Lo scorso novembre mi ero soffermato sul rapporto, a mio parere fondamentale, fra Ebrei e Goym (non ebrei) ed è proprio a questo riferimento che segnalo un'ottimo articolo apparso su Haaretz. "Per noi [ebrei], non c'è nessun altro eccetto noi" è la sconcertante constatazione del giornalista che rende insensibili gli animi alle sofferenze altrui. La stessa insensibilità dimostrata dai vari ministri israeliani all'indomani della guerra di Gaza dove hanno perso la vita più di 400 bambini palestinesi.

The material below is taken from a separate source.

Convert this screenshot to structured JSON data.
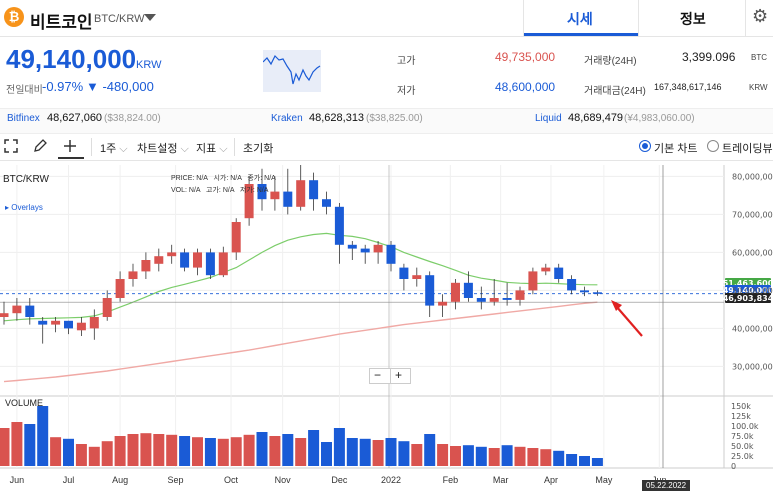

mercoledì, giugno 02, 2010

Quello che i governi non riescono/vogliono fare

Passano settimane, mesi e anni ma dobbiamo tornare a parlare delle sconsiderate azioni di Israele e sono ripetizioni che diversi soggetti tacceranno come antisemitismo ma che sono soltanto delle dure critiche e il vero antisemitismo è tutt'altro. E come tante altre volte bisogna fare la conta delle vittime, ad oggi 10 e tutte civili, come conseguenza dell'assalto in acque internazionale alla nave turca diretta a Gaza per alleviare con aiuti umanitari l'insensato blocco navale imposto dal 2007.
Questa fatto è anche una lezione a tutte quelle persone che con modo superficiale considerano la Striscia di Gaza non più "territorio occupato" a seguito del ritiro dell'esercito israeliano nel 2005: il mondo si sveglia e "scopre" che ancora a Gaza è tutta sigillata.
Dobbiamo considerare la situazione soprattutto sotto un'altro punto di vista: dopo 43 anni di occupazione militare viene messa nudo l'incapacità o la non volontà politica di risolvere il conflitto mediorientale da parte delle Comunità internazionale e la contestualità della prorompente forza della società civile, composta organizzazioni umanitari, onlus, movimenti e semplici cittadini che si oppongono sempre più con azioni concrete sfidando questa ingiustizia.
E Israele?! Certamente passerà le prossime settimane a difendersi politicamente nelle sedi opportune, a dichiarare che i suoi commandos sono stati attaccati per primi e che hanno agito difendendosi, etc...; ma fondamentalmente sfrutterà il tempo per far passare in secondo ordine la disputa delle colonie e continuare a costruire, rendendo il tutto più arduo da risolvere.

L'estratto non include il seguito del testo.